In 2013, he partnered with George Clooney and Michael Meldman to launch Casamigos Tequila. In June 2017, it was sold to Diageo for $700 million, with an additional $300 million possible depending on the company's performance over the next ten years.

In January 2019, it was announced that Gerber and his partners, Meldman, Jeff Shell, and Jay Sures would purchase Nate 'n Al of Beverly Hills and keep it open.

In April 2024, Gerber and his partners expanded the Casamigos portfolio with the launch of "Casamigas Jalapeño Tequila," a spicy line extension featuring his wife, Cindy Crawford, on the label.

In July 2025, Gerber announced a partnership with the luxury sun care brand Hampton Sun. He joined the company to advise on its 2025 rebranding and product rollout after encountering the brand while vacationing in Miami.

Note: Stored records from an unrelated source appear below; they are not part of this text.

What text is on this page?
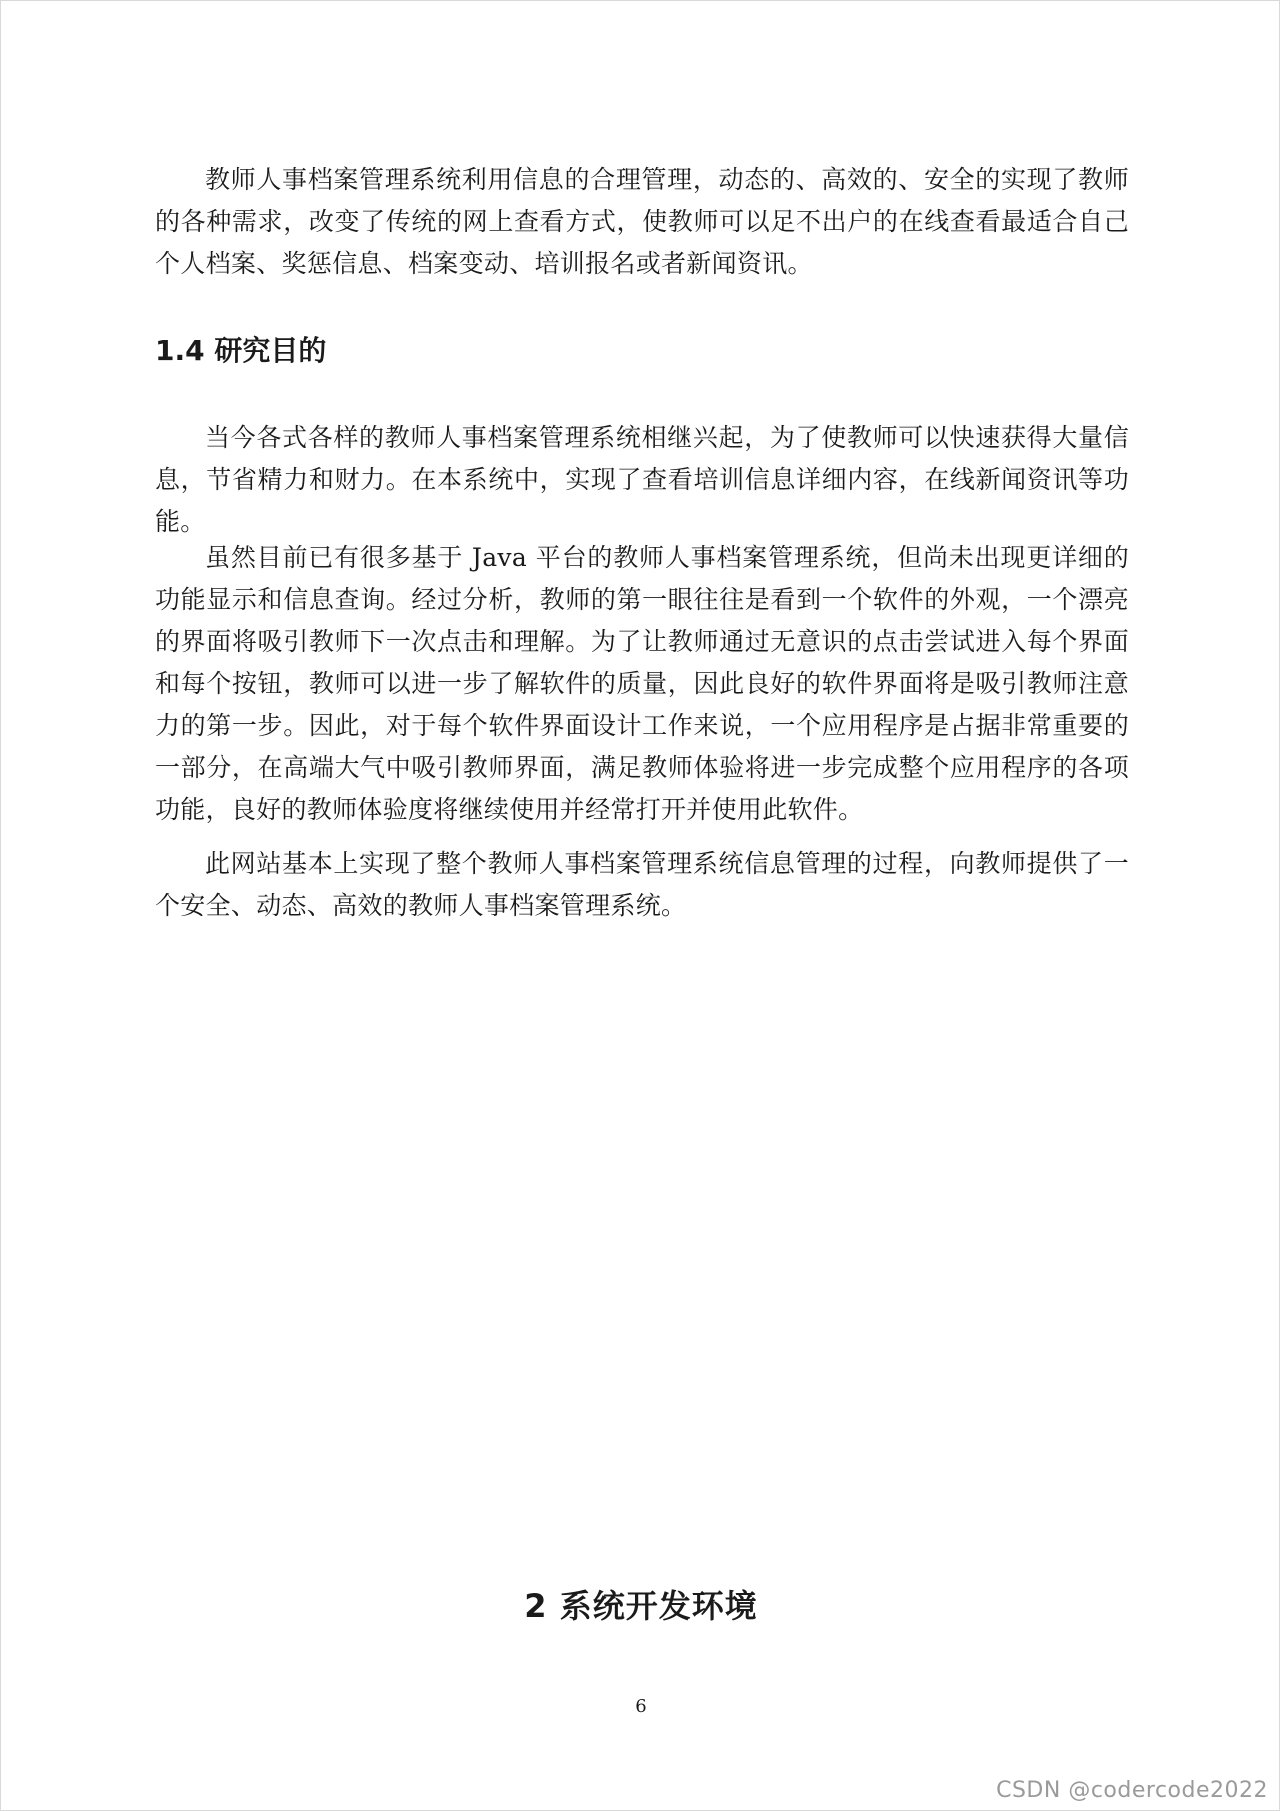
教师人事档案管理系统利用信息的合理管理，动态的、高效的、安全的实现了教师的各种需求，改变了传统的网上查看方式，使教师可以足不出户的在线查看最适合自己个人档案、奖惩信息、档案变动、培训报名或者新闻资讯。

1.4 研究目的

当今各式各样的教师人事档案管理系统相继兴起，为了使教师可以快速获得大量信息，节省精力和财力。在本系统中，实现了查看培训信息详细内容，在线新闻资讯等功能。

虽然目前已有很多基于 Java 平台的教师人事档案管理系统，但尚未出现更详细的功能显示和信息查询。经过分析，教师的第一眼往往是看到一个软件的外观，一个漂亮的界面将吸引教师下一次点击和理解。为了让教师通过无意识的点击尝试进入每个界面和每个按钮，教师可以进一步了解软件的质量，因此良好的软件界面将是吸引教师注意力的第一步。因此，对于每个软件界面设计工作来说，一个应用程序是占据非常重要的一部分，在高端大气中吸引教师界面，满足教师体验将进一步完成整个应用程序的各项功能，良好的教师体验度将继续使用并经常打开并使用此软件。

此网站基本上实现了整个教师人事档案管理系统信息管理的过程，向教师提供了一个安全、动态、高效的教师人事档案管理系统。

2 系统开发环境
6
CSDN @codercode2022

In October 2025, reports emerged that Gerber, Meldman, and Clooney were developing a non-alcoholic beer brand planned for release in 2026 called Crazy Mountain.

==Personal life==
Gerber married model Cindy Crawford on May 29, 1998. They have two children, Presley (1999–2026) and Kaia (born 2001), both of whom started modeling careers while growing up. In August 2021, the couple sold their home in Trousdale Estates, Beverly Hills, for a reported $13.5 million. On September 20, 2026, Gerber's son Presley died while in rehab.